董其昌闻言赶忙制止道:“董老弟万万不可,你这伤还没好,可受不起颠簸。”

“有劳董师爷费心了,等会儿阮沥回来了,还得靠董师爷应付着。”董平耷拉着胳膊,已来至门前。他话音刚落,董其昌便看看不到了他的人影。

董其昌摇头无奈道:“这小子,这么好的汤,你不喝,我喝!”

且说董平骑着骆驼一路在城中狂奔,迎面而来的清凉雨丝噼啪打在他脸上,反倒让他大呼过瘾。

街上行人分分驻足观望,董平这人不稀奇,倒是他坐下的骆驼是个稀罕东西。忽而有个佩剑的男子拦在了董平前方,他抽剑一指董平道:“喂,赶路的!你这骆驼我要了,你开个……”

那人话音未落,便觉得一道黑影从他头上一闪而过。他正欲发火,却见前方早没了董平的影子,而他手中的剑,也断成了两截。

一说起骆驼,便得提一句库尔班几人。却说几人将董平等人一路护送回燕临后,便披星戴月,又连夜赶回了大漠。这中原的情形他们已探了清楚,如今大宋各地发洪水,流民失所,处处是空城。他们绿洲中人此时迁移至中原,倒是个好时机。

董平一路出了城,往半拦沟子而去。如今燕临外客聚集,这半拦沟子为了招揽文人骚客前来,也换了个文雅的名字,抱月潭。尽管如此,当董平一路赶到时,抱月潭边,仍是只有一人。

细小的水珠落在潭水里,泛起一圈儿一圈儿的涟漪,一根鱼线落入水中被涟漪撞的七扭八歪。

董平下了骆驼,大声道:“你这样能掉的上来鱼么?”

“我若掉不上来鱼,那前阵子我掉上来的鱼,莫非进了狗肚子?”

董平闻言一笑,他暗道这张伯熊怎么说话也如此粗鄙了。董平缓步走过去,便听得张伯熊开口道:“这雨天,鱼儿才抢着咬钩呢。你瞧,我这不是已掉上来一条大鱼吗?”张伯熊说罢,还指了指一旁的鱼篓。董平探身看去,鱼篓中空空如也,但借着鱼篓中的粼粼水光,他倒是看到了自己的脸。董平失笑道:“多日不见,张大人倒是学会逗闷子了。”

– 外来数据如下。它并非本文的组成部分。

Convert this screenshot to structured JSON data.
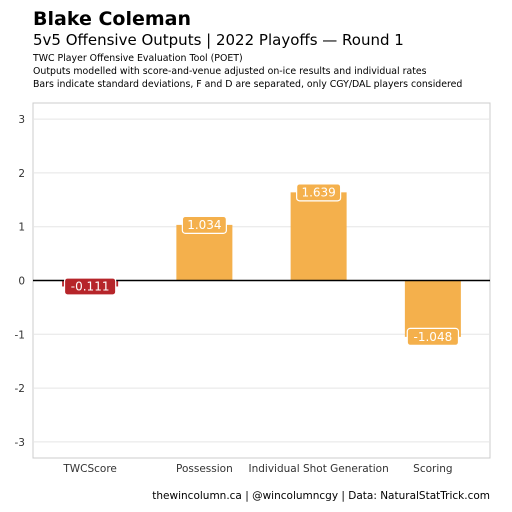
{
  "header": {
    "title": "Blake Coleman",
    "subtitle": "5v5 Offensive Outputs | 2022 Playoffs — Round 1",
    "desc": [
      "TWC Player Offensive Evaluation Tool (POET)",
      "Outputs modelled with score-and-venue adjusted on-ice results and individual rates",
      "Bars indicate standard deviations, F and D are separated, only CGY/DAL players considered"
    ]
  },
  "caption": "thewincolumn.ca | @wincolumncgy | Data: NaturalStatTrick.com",
  "chart_data": {
    "type": "bar",
    "categories": [
      "TWCScore",
      "Possession",
      "Individual Shot Generation",
      "Scoring"
    ],
    "values": [
      -0.111,
      1.034,
      1.639,
      -1.048
    ],
    "labels": [
      "-0.111",
      "1.034",
      "1.639",
      "-1.048"
    ],
    "ylim": [
      -3.3,
      3.3
    ],
    "yticks": [
      -3,
      -2,
      -1,
      0,
      1,
      2,
      3
    ],
    "grid": true,
    "colors": {
      "positive": "#f4b04c",
      "negative_twcscore": "#b6252a",
      "negative": "#f4b04c",
      "grid": "#e5e5e5",
      "zero_line": "#000000"
    },
    "bar_colors": [
      "#b6252a",
      "#f4b04c",
      "#f4b04c",
      "#f4b04c"
    ]
  }
}
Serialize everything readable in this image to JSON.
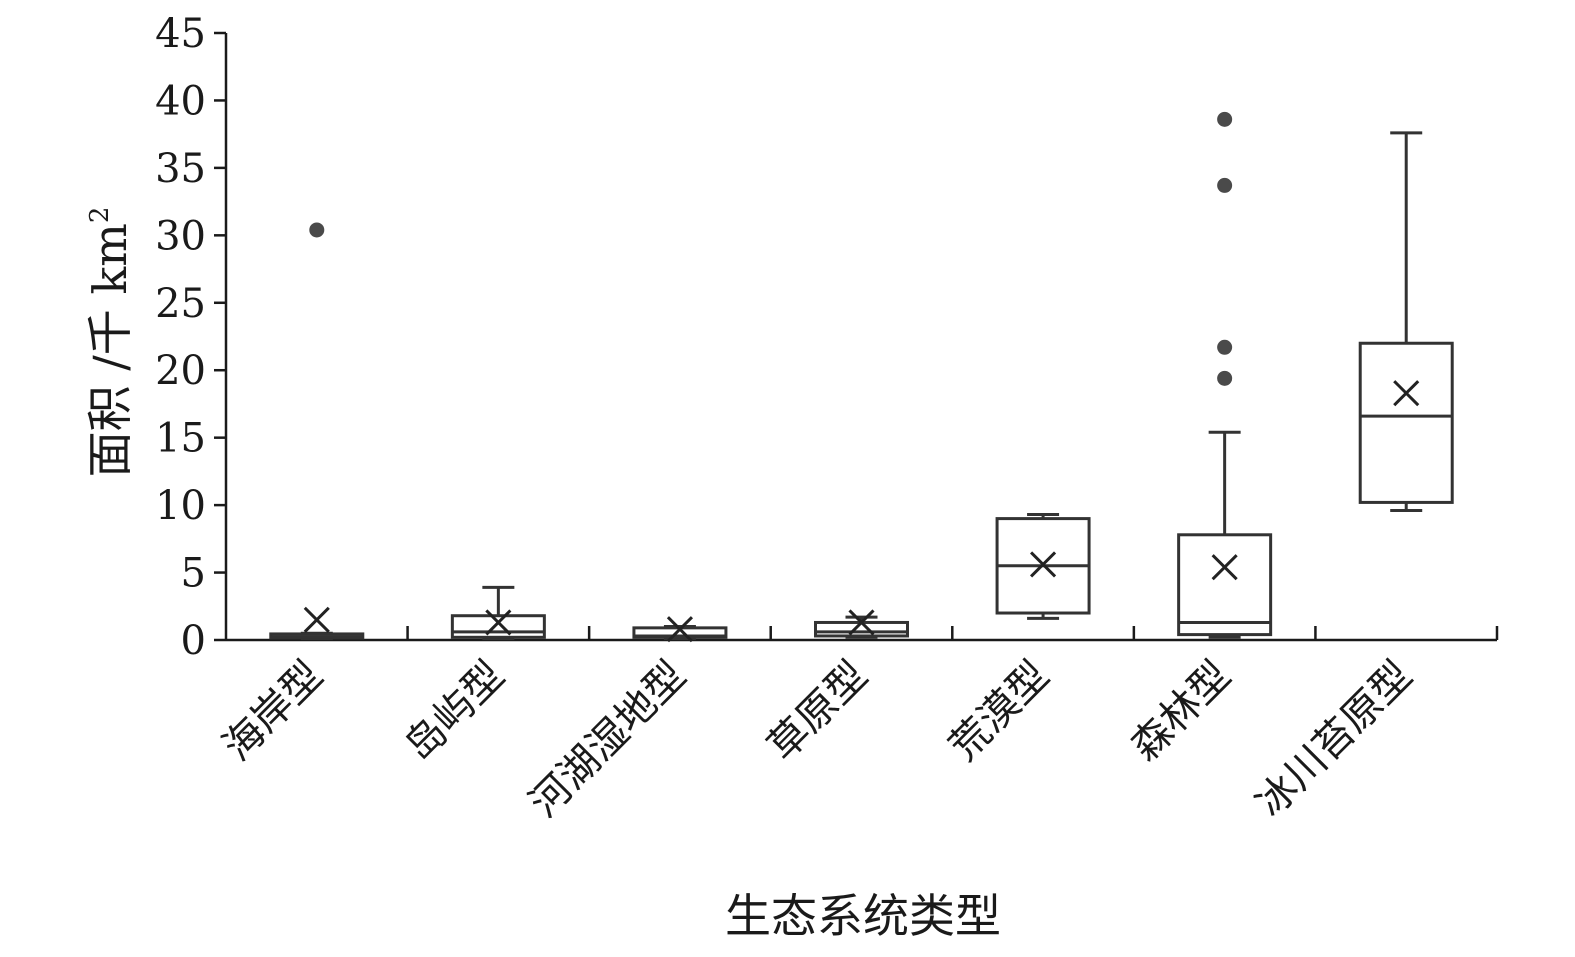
{
  "chart_data": {
    "type": "box",
    "xlabel": "生态系统类型",
    "ylabel": "面积 /千 km",
    "ylabel_superscript": "2",
    "ylim": [
      0,
      45
    ],
    "yticks": [
      0,
      5,
      10,
      15,
      20,
      25,
      30,
      35,
      40,
      45
    ],
    "grid": false,
    "categories": [
      "海岸型",
      "岛屿型",
      "河湖湿地型",
      "草原型",
      "荒漠型",
      "森林型",
      "冰川苔原型"
    ],
    "boxes": [
      {
        "category": "海岸型",
        "min": 0.1,
        "q1": 0.15,
        "median": 0.25,
        "q3": 0.45,
        "max": 0.5,
        "mean": 1.5,
        "outliers": [
          30.4
        ]
      },
      {
        "category": "岛屿型",
        "min": 0.1,
        "q1": 0.2,
        "median": 0.6,
        "q3": 1.8,
        "max": 3.9,
        "mean": 1.3,
        "outliers": []
      },
      {
        "category": "河湖湿地型",
        "min": 0.1,
        "q1": 0.2,
        "median": 0.3,
        "q3": 0.9,
        "max": 1.0,
        "mean": 0.8,
        "outliers": []
      },
      {
        "category": "草原型",
        "min": 0.2,
        "q1": 0.3,
        "median": 0.6,
        "q3": 1.3,
        "max": 1.7,
        "mean": 1.3,
        "outliers": []
      },
      {
        "category": "荒漠型",
        "min": 1.6,
        "q1": 2.0,
        "median": 5.5,
        "q3": 9.0,
        "max": 9.3,
        "mean": 5.6,
        "outliers": []
      },
      {
        "category": "森林型",
        "min": 0.2,
        "q1": 0.4,
        "median": 1.3,
        "q3": 7.8,
        "max": 15.4,
        "mean": 5.4,
        "outliers": [
          19.4,
          21.7,
          33.7,
          38.6
        ]
      },
      {
        "category": "冰川苔原型",
        "min": 9.6,
        "q1": 10.2,
        "median": 16.6,
        "q3": 22.0,
        "max": 37.6,
        "mean": 18.3,
        "outliers": []
      }
    ]
  }
}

说完,董平坐下捡起个石子,噗通一声丢入了水里。一群聚在张伯熊钩前的鱼儿,哗的一下便被吓得一哄而散。

张伯熊一捋胡须,也不恼,反而是笑道:“怎么,一练不了武,便闲的没事干了”

董平颦起眉头,佯装无奈道:“你命老董放在我屋里的那几本书我可是还没看完,怎能谈的上闲?”

张伯熊颔首道:“知道读书就不错,《连山》《归藏》《易经》《后汉书》……都不得不读啊。”

董平左右巡视了一圈,问道:“老李呢?”

“走了。”

“送死去了。”董平一声叹息,张伯熊则淡然道:“李匪的路不是他自己选的,但他却不得不去做,他空有一身大修为,却不能决定自己的命数。如此看来,修为这东西也不是万能的。”

董平晓得张伯熊是在宽慰自己,但他却半点都高兴不起来。想他在出燕临时,还在与李匪在抱月潭上练刀饮酒,但短短数十日,已是物是人非。

“修为不能,但权势可以。以张大人的身份,怕是随便打个喷嚏,都会有有无数高手前赴后继的来为您擤鼻涕。”

张伯熊闻言赶忙吼吼一笑道:“别捧杀我喽,你再捧杀,今日也休想从我这里打听出半个字。”

董平哑然,他话还没说两句,就被张伯熊给看穿了心思。这多少令他心里有一些不痛快,不怕糊涂人,就怕明白人装糊涂。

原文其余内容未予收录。